I have to take myself off to the police station that dealt with my death to track down the missing analysis. I enter an empty office, looking for a computer terminal. Someone is already signed in to one, which will make it easier for me to access the information I want, but it also means I'm going to have to be quick about it, because they have probably only stepped out for a moment. I bring up the analysis of the paint found on my body and scan through it. It appears to confirm that the vehicle which killed me was an old Ford Fiesta, probably manufactured between 1995 and 2000. Something flashes into my memory. The last thing I saw before everything went blank was a partial number plate. Three letters: TUL. Yes, that’s right. Wait a minute, am I fooling myself? No, I am right. It is becoming clearer to me. I lifted my head from the road and saw the number plate. I even started to memorise it but I ran out of time. The thing which bothers me most about this memory is that I'd previously assumed the screech I’d heard was the screech of brakes but that’s not true. The screech was the noise the wheels made as the car turned into the street, at speed, and accelerated over me.
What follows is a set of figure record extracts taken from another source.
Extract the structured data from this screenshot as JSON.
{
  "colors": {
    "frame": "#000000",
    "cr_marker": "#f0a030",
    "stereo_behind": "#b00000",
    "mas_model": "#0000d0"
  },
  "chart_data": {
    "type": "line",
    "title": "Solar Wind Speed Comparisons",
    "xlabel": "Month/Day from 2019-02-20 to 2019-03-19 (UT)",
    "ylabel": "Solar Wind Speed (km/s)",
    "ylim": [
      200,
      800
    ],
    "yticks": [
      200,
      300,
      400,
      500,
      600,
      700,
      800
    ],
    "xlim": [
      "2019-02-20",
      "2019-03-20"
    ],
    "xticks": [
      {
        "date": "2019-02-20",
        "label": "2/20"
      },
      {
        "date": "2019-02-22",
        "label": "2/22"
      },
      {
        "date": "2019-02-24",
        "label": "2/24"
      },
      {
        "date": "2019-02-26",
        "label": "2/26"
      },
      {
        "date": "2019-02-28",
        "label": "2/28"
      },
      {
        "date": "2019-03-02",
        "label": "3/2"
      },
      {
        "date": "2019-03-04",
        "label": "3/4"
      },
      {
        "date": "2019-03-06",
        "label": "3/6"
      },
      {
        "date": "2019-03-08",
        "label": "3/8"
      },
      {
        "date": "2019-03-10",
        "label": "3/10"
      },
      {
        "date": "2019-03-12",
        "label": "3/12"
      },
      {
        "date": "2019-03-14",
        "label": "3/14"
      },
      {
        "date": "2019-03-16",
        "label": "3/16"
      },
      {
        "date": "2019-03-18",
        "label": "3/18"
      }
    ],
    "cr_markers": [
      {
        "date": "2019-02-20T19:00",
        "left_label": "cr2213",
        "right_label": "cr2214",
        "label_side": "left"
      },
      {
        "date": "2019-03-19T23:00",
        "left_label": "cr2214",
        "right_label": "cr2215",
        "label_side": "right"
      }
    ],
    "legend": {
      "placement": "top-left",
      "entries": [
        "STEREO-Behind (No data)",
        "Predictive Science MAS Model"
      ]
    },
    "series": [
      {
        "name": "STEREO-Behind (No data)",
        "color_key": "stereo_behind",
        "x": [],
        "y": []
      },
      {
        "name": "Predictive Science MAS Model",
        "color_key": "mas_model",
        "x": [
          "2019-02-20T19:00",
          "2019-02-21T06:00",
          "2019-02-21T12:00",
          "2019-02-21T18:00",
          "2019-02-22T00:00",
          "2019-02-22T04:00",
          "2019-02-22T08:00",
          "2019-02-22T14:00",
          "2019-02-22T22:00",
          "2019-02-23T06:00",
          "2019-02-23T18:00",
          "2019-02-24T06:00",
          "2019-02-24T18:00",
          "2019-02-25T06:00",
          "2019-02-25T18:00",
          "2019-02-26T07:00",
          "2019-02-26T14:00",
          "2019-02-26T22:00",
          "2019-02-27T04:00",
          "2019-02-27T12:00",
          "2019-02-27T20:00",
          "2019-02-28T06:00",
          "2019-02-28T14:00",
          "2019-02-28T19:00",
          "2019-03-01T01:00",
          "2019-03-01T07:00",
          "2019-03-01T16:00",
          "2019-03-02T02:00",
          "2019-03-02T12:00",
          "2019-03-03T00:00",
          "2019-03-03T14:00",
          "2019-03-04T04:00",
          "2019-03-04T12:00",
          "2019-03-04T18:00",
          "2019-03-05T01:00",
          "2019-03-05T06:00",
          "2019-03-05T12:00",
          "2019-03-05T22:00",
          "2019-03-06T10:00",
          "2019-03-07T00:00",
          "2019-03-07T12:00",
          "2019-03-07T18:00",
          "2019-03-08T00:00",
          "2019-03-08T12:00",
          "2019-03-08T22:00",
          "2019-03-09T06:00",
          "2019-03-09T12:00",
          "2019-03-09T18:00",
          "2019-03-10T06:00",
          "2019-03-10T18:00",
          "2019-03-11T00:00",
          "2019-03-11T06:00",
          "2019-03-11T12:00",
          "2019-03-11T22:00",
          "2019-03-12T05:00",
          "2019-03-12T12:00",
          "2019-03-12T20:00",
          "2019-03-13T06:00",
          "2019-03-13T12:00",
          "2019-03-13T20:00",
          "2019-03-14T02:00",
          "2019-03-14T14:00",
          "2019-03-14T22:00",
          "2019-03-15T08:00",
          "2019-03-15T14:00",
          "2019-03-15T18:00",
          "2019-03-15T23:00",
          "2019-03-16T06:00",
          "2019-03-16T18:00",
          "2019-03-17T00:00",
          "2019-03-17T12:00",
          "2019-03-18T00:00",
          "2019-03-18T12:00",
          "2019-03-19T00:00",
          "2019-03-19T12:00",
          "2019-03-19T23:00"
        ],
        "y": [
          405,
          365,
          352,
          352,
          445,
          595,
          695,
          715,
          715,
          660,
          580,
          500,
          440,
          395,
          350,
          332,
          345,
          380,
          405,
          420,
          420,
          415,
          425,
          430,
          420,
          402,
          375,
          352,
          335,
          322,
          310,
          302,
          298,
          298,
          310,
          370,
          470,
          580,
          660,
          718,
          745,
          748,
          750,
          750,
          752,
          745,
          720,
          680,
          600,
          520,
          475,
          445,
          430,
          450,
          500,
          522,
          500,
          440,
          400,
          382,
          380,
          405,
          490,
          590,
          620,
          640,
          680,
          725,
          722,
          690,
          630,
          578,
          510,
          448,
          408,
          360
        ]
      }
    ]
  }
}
The door opens and a uniform enters. I try to close the window I've been looking at, before she reaches the desk and sees it, but in my panic I make a mistake and manage to crash the whole thing. Swearing under her breath when she sees the dead screen, she puts down the evening paper she is carrying so she can reboot the computer. Kerry’s picture is on the front page.
I read the caption. The body recovered a few days ago from a golf course in Bromley has been formally identified as belonging to missing student, Kerry Doughton.